Abbiamo condiviso trentatré inverni, primavere, estati e autunni. Una vita vissuta a due, fianco a fianco, nella certezza — o meglio, nell’illusione — che niente e nessuno avrebbe mai potuto dividerci. Mi chiamo Anna, ho sessant’anni. Mio marito, Giulio, ne ha sessantasei. Fino a poco tempo fa, avrei messo la mano sul fuoco sul nostro legame. Invece, mi ritrovo ora a raccogliere i cocci di un matrimonio che si è frantumato in meno di sette giorni.
Siamo sempre stati una coppia solida, almeno così credevo. Una casa alle porte di Verona, due figli ormai adulti, una quotidianità fatta di abitudini silenziose e affetto tranquillo. Ma è bastato un viaggio, uno solo, per capovolgere tutto. Era dicembre, uno di quegli inverni dove la neve resta appiccicata ai vetri come i pensieri più ostinati. I nostri figli ci avevano lasciato il cane, come ogni Natale, per poi fuggire verso le loro vacanze. Giulio, all’improvviso, ha detto che sentiva il bisogno di tornare al suo paese d’origine, un piccolo borgo dove era cresciuto. “Solo qualche giorno,” ha detto. “Un salto tra vecchi amici.” Ho annuito, senza sospetti.
Quando è tornato, qualcosa in lui era cambiato. Non serviva che parlasse: i suoi occhi erano altrove, fermi su qualcosa che io non riuscivo a vedere. Tre giorni dopo, al tavolo della cucina, con la voce bassa e lo sguardo sfuggente, mi ha detto che voleva lasciarmi. Nient’altro. Solo quella frase, caduta come una pietra in uno stagno quieto.
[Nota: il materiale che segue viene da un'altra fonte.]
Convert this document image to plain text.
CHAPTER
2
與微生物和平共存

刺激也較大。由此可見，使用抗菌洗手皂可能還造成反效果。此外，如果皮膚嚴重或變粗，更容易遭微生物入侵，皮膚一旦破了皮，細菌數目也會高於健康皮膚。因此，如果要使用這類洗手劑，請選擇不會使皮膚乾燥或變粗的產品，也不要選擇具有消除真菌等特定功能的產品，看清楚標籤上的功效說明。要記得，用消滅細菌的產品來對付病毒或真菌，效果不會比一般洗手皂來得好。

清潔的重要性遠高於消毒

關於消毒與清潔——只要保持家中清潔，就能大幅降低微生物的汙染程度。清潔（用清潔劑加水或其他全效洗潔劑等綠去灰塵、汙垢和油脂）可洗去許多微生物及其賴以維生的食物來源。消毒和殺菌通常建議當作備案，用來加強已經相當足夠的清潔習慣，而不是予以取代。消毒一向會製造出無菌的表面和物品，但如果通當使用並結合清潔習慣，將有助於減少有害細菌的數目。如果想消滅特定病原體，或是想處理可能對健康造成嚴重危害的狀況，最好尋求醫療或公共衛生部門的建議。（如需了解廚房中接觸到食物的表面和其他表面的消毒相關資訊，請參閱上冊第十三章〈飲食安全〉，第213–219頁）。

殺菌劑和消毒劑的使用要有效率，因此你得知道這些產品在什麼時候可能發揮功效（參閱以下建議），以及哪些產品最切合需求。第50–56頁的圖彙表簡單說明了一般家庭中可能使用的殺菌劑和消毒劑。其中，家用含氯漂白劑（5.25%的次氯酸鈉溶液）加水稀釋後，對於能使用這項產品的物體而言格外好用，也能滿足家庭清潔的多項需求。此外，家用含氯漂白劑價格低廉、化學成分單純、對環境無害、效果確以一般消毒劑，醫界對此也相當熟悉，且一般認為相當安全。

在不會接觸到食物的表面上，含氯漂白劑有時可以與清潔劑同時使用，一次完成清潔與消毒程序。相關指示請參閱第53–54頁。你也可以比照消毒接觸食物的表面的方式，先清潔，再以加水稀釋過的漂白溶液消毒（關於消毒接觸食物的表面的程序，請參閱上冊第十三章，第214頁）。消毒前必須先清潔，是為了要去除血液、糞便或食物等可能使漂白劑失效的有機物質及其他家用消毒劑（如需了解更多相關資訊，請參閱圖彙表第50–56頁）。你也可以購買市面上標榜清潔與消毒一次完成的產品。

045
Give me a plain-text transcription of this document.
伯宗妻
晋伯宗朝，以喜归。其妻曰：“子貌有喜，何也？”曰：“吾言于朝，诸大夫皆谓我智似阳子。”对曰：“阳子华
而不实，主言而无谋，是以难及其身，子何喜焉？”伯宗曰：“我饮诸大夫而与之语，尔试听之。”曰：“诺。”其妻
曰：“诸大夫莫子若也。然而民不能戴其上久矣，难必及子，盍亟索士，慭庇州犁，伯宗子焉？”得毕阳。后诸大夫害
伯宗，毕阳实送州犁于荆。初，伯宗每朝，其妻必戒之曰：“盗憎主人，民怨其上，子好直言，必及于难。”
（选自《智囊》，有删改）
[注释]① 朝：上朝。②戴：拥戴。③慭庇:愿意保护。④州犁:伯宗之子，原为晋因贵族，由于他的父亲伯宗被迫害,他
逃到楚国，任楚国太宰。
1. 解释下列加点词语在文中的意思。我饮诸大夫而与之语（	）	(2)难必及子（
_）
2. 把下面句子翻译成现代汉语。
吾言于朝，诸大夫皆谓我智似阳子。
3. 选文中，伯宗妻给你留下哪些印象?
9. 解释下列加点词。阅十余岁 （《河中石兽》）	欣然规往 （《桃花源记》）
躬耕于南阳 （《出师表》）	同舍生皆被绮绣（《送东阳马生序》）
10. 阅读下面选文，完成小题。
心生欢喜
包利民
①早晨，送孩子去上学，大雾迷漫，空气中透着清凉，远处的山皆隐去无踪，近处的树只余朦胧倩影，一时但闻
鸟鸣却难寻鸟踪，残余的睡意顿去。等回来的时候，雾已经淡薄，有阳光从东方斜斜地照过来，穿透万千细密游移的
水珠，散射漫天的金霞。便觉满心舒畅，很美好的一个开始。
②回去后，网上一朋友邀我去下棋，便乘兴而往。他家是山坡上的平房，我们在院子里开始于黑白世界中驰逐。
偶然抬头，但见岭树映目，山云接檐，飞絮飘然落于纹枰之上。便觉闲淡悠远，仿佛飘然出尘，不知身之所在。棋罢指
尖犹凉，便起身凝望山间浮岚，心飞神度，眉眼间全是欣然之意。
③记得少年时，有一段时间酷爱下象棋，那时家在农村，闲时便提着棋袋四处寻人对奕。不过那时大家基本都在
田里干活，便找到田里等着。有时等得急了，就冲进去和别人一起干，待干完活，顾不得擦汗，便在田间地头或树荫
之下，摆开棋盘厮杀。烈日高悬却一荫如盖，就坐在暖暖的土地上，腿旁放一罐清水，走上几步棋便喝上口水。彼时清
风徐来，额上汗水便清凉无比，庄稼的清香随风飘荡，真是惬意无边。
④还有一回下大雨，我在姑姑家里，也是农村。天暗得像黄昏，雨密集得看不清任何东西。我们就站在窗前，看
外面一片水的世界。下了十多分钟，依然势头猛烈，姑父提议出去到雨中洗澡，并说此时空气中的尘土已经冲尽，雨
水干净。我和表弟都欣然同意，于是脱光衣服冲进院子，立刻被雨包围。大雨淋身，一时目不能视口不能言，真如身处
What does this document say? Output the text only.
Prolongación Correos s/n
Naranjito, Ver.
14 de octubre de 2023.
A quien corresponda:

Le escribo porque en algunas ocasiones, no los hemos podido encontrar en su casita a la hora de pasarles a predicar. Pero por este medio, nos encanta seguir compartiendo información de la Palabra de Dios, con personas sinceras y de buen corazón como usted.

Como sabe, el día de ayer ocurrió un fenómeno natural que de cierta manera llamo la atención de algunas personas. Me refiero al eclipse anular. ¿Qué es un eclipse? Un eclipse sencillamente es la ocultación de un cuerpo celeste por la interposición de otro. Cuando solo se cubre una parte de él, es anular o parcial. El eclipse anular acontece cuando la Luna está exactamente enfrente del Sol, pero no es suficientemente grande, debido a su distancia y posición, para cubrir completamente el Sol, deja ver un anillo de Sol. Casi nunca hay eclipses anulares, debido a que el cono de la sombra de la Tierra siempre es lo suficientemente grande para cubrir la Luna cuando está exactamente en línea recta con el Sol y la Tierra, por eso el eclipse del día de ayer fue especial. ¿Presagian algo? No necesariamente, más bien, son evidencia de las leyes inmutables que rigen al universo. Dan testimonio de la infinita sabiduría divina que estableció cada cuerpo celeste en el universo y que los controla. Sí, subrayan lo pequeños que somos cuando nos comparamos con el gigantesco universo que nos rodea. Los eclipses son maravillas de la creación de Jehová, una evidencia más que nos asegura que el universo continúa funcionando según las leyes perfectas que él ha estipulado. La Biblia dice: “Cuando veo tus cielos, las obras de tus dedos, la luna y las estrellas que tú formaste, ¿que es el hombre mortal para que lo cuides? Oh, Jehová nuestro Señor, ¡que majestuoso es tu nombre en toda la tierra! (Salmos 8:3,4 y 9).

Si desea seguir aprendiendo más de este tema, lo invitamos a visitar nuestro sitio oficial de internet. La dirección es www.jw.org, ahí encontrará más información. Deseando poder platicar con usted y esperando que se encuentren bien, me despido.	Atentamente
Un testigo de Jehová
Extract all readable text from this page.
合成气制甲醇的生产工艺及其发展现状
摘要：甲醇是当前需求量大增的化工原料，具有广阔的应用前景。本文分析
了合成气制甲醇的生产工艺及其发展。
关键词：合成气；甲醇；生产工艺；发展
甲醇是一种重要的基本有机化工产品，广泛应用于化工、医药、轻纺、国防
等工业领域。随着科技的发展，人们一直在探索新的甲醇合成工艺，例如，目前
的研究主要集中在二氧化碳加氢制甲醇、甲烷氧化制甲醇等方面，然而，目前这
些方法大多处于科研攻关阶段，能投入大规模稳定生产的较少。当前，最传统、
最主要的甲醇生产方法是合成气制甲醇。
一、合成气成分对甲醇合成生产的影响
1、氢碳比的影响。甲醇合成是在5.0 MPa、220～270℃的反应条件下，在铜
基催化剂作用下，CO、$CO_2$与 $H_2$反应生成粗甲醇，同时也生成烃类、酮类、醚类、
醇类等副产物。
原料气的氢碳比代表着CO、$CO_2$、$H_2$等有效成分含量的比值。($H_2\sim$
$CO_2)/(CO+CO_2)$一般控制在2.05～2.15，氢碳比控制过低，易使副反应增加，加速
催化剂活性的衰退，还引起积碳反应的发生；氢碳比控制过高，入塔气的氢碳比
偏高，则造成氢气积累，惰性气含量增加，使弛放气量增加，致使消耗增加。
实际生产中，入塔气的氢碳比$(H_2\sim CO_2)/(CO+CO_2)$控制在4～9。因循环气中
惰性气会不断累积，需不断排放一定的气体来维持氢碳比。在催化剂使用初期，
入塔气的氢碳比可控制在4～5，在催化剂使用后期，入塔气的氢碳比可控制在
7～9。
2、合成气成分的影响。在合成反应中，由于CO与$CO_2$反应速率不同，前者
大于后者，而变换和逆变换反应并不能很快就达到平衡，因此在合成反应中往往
Poi è venuta fuori la verità, goccia dopo goccia. Lì, in quel paesino dove i ricordi sembrano respirare, aveva rivisto Lucia, il suo primo amore. Era stata lei a cercarlo, sui social, con un messaggio semplice: “Sei ancora tu?”. Lui ha risposto. Poi l’ha incontrata. Poi ha passato giorni con lei, riscoprendo — così dice — una parte di sé che aveva dimenticato. Lucia è cambiata: oggi pratica yoga, guida incontri sulla meditazione, parla di energia e libertà. Con lei, Giulio si è sentito leggero, ha detto. Vivo. “Con te, mi sembra di affondare in sabbie mobili,” ha aggiunto. “Con lei, riesco a respirare.”
Ogni parola era una ferita, ogni spiegazione una lama che affondava più a fondo. Gli ho ricordato la nostra casa, i figli, le sere passate ad aspettarci, i problemi superati insieme. Ma Giulio era già lontano, come se si fosse risvegliato da un lungo sonno e volesse fuggire dalla vita che avevamo costruito.
Da allora vivo tra stanze che ora sembrano echi vuoti del passato. Ogni oggetto ha perso il suo colore, ogni silenzio pesa come piombo. Ma so che non posso fermarmi qui, tra i resti di ciò che è stato. C’è un dolore sordo che mi accompagna ogni giorno, ma anche una consapevolezza nuova: io esisto anche senza di lui. Il mio cuore ha sanguinato, ma pulsa ancora. E se oggi piango, domani — forse — riuscirò a respirare senza sentire il gelo di quell’addio.
Non so cosa mi riservi il futuro, ma so che voglio trovarlo. A modo mio. Un passo alla volta, con dignità e speranza. Perché anche dopo un crollo, si può imparare a ricostruirsi. Magari su nuove fondamenta. Magari, finalmente, per sé stessi.